New N.C. Privacy Statute Becomes Effective

 

Several new North Carolina laws become effective today, December 1st, 2015. Among them are some privacy law enhancements including provisions that are known as the "revenge porn" statute. [Session Law 2015-250] Just over half of the states currently have such laws on the books, and about nine states' statutes create a civil remedy. The statutes are designed to address a troubling trend of people posting intimate images or video of another person, usually a former partner, on the internet to gain "revenge" by humiliating the person. Some states' courts recognize common law legal theories that can be used to combat this activity, but many states concluded that a specific statute was necessary and appropriate. As of today, North Carolina is among them.

The new statute makes it unlawful to "disclose a private image" if all five of the following facts and circumstances are present:

   (1) Intent. The person knowingly discloses an image of another person with the intent to coerce, harass, intimidate, demean, humiliate, or cause financial loss to the depicted person (or cause others to do so).

  (2) Identifiable. The depicted person must be identifiable from the disclosed image itself or information provided in connection with the image.

   (3) Private Parts or Conduct. The depicted person's intimate parts are exposed or the depicted person is engaged in sexual conduct in the image.

  (4) Lack of Consent. The person discloses the image without the affirmative consent of the depicted person.

  (5) Expectation of Privacy. The person discloses the image under circumstances such that the person knew or should have known that the depicted person had a reasonable expectation of privacy.

A violation of the statute is a felony and gives the person who is the subject of the image a right to sue the offending person. In a lawsuit, the subject of the image can recover his or her actual damages (which are assumed to be the higher of $1,000 per day for each day of the violation or $10,000); punitive damages (to punish the offender); and attorneys' fee and other litigation costs. A court can also order the destruction of the image(s).
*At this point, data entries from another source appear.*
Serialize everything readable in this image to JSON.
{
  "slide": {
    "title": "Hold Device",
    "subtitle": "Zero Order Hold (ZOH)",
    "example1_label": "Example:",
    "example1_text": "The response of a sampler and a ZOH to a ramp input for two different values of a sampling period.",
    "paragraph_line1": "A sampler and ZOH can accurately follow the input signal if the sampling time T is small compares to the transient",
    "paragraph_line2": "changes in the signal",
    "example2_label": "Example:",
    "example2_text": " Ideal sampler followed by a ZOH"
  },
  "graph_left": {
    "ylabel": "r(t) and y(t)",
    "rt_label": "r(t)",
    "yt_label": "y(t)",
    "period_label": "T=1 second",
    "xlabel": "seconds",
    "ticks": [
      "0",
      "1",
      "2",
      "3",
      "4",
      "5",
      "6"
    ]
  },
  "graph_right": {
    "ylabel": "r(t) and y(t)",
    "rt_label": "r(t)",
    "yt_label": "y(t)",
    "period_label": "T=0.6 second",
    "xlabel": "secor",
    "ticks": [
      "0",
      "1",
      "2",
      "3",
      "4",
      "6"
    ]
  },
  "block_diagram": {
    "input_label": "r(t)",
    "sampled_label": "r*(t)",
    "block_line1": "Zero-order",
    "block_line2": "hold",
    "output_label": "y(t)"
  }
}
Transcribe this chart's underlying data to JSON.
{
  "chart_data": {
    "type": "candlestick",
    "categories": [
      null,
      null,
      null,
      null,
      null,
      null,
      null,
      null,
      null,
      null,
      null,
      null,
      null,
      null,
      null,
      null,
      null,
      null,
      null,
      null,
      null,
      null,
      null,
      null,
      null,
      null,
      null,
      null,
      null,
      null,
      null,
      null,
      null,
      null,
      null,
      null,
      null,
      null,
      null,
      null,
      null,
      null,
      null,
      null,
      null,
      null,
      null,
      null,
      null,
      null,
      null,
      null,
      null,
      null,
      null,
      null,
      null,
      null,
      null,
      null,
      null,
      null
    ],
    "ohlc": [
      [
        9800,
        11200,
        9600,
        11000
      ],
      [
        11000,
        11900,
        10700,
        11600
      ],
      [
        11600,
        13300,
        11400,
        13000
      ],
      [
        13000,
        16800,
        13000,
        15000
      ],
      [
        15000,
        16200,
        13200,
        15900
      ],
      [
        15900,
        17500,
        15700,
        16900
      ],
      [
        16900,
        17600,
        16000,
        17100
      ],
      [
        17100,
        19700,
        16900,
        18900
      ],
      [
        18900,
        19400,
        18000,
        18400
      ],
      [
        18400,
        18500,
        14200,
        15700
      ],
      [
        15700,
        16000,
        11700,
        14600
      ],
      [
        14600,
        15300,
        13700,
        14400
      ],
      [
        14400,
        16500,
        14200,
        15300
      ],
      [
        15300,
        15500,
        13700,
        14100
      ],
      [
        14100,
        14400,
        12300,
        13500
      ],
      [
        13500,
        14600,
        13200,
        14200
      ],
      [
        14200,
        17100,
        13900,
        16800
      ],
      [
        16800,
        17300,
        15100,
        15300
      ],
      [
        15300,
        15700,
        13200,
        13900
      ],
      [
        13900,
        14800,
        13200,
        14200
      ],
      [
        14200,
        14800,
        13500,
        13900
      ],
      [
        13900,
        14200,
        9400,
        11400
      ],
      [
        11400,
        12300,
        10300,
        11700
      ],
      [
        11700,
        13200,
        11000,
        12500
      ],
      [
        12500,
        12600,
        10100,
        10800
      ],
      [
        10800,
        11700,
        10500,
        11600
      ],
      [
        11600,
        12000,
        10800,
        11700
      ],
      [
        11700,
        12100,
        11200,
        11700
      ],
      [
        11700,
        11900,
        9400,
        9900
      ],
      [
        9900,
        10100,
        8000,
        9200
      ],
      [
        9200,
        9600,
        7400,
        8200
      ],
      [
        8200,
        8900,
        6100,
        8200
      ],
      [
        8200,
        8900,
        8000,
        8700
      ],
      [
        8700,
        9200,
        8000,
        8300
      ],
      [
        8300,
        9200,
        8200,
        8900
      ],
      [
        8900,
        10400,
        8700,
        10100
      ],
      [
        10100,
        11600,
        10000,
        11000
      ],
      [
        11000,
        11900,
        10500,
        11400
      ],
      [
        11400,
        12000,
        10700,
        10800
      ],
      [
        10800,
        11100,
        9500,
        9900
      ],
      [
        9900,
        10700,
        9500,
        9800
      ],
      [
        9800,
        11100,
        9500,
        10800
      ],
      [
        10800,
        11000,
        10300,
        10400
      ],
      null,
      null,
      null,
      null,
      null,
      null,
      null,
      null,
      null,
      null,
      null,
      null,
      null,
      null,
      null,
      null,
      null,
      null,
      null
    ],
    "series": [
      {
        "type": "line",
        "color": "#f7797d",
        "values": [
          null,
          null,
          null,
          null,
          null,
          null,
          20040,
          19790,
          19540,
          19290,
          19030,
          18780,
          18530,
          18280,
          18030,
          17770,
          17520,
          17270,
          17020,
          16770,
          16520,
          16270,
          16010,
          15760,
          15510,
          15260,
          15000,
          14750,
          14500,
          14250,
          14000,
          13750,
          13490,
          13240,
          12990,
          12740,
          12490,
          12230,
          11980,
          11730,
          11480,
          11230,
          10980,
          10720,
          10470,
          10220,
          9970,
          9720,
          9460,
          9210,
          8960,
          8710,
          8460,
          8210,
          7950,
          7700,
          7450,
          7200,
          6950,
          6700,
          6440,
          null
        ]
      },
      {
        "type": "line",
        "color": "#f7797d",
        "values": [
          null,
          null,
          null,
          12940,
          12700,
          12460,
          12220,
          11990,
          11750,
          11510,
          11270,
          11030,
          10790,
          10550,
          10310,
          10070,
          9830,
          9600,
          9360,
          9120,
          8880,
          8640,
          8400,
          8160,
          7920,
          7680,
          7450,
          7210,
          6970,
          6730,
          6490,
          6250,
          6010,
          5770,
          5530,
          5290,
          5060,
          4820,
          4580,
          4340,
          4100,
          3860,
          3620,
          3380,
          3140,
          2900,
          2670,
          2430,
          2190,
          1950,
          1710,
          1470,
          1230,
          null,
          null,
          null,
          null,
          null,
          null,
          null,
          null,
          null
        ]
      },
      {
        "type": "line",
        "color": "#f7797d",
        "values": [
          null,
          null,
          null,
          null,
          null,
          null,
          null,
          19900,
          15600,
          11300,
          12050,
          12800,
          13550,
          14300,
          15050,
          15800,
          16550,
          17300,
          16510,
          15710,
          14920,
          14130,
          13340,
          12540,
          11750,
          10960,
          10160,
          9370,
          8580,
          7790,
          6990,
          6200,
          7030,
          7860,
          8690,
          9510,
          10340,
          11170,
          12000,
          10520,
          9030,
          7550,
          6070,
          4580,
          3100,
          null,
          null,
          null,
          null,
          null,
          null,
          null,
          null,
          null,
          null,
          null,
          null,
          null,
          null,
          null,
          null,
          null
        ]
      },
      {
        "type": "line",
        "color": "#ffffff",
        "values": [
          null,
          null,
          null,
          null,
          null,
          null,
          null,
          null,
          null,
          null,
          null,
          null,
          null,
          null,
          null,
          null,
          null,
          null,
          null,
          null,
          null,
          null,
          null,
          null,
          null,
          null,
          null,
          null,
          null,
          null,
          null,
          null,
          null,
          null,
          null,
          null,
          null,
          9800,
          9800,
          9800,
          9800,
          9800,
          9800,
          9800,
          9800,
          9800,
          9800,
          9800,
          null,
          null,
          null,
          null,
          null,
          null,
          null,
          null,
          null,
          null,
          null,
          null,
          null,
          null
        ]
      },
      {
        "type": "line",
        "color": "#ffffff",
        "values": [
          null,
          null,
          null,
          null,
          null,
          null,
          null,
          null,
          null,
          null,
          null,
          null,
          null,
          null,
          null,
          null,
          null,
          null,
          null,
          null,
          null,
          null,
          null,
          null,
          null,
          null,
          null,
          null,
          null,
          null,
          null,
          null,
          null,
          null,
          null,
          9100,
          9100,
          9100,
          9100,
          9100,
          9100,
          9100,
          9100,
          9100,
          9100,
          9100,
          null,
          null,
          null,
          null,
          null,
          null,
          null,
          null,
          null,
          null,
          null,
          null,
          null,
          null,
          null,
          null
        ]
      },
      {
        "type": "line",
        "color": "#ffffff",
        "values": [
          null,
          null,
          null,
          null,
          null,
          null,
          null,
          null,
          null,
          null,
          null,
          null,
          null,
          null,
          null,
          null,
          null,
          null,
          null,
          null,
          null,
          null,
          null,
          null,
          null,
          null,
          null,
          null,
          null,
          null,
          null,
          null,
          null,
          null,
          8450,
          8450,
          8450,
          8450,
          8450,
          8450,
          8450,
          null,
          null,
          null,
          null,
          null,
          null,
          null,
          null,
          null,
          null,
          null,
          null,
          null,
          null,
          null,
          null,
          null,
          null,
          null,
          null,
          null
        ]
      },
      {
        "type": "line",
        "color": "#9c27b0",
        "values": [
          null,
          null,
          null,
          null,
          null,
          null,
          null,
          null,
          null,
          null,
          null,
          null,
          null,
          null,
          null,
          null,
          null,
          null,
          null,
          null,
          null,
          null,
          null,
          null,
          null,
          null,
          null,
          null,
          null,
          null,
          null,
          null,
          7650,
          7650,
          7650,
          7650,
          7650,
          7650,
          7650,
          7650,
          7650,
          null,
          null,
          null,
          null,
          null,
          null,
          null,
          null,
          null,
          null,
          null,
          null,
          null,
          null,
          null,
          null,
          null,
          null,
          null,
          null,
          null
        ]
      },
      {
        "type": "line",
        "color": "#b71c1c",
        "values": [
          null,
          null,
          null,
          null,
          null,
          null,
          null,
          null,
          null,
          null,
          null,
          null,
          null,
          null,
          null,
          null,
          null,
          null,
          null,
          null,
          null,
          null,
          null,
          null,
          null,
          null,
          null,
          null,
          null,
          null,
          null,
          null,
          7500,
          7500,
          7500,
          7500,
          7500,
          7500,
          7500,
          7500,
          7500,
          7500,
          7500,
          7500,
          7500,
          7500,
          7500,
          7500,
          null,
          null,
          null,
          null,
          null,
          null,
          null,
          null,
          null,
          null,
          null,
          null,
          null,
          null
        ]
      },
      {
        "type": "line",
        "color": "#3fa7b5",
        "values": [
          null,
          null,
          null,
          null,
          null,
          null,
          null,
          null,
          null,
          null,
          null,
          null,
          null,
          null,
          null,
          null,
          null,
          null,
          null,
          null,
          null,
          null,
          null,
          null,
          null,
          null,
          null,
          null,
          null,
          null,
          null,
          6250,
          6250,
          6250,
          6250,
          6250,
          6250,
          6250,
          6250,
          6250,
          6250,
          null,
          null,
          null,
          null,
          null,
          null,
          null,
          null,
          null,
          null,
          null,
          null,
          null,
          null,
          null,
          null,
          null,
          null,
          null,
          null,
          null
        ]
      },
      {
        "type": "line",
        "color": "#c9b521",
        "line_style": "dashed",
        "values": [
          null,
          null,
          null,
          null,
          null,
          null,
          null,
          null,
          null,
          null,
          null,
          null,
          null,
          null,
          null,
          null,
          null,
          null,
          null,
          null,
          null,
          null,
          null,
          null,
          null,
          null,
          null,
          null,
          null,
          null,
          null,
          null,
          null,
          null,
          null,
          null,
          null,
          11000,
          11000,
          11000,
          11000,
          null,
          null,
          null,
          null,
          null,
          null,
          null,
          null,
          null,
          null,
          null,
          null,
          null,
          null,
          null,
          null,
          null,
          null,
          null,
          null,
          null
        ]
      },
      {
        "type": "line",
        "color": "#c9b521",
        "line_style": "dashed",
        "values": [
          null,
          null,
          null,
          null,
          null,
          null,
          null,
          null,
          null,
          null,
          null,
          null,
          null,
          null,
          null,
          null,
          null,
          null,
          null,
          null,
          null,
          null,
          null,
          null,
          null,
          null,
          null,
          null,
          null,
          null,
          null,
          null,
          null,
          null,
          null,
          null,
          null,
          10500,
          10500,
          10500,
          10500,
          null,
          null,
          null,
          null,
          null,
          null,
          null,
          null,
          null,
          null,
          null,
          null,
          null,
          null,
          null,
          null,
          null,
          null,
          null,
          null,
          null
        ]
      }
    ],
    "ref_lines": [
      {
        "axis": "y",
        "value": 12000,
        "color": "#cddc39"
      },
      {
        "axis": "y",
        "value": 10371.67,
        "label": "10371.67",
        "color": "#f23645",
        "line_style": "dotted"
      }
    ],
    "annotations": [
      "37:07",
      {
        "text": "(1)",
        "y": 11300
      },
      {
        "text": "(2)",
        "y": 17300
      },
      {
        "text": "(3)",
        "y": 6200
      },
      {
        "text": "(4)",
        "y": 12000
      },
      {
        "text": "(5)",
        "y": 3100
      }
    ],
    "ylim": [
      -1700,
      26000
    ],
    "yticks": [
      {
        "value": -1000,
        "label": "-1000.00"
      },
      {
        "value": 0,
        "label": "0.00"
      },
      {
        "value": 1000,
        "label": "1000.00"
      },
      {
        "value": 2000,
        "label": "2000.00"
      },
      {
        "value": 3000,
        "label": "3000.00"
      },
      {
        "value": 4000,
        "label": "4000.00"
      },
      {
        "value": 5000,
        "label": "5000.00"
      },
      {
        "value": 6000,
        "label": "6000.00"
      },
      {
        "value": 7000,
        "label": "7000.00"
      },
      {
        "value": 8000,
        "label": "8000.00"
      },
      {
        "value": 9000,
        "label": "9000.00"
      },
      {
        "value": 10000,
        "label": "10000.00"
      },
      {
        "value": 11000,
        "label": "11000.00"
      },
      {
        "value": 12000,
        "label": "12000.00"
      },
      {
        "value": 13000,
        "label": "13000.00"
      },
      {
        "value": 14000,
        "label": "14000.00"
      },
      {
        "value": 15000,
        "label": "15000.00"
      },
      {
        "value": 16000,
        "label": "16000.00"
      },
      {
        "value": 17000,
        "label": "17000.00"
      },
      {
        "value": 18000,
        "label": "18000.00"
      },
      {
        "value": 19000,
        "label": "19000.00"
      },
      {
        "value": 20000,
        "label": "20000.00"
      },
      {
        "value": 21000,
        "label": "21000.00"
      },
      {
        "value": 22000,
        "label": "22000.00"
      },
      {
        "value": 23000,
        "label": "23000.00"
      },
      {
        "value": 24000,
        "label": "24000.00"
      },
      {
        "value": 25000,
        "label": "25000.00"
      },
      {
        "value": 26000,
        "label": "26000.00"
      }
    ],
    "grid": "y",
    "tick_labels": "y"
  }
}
The lawsuit must be filed no later than one year after the discovery of the offense, and no later than seven years after the last known disclosure of the image.  

The criminal penalties may be subject to a Constitutional challenge in the future, because the First Amendment guarantees rights that the statute could be interpreted to limit. Similar statutes in several other states have been challenged on Constitutional grounds. It will be interesting to see how North Carolina's statute will fare when the inevitable challenge comes.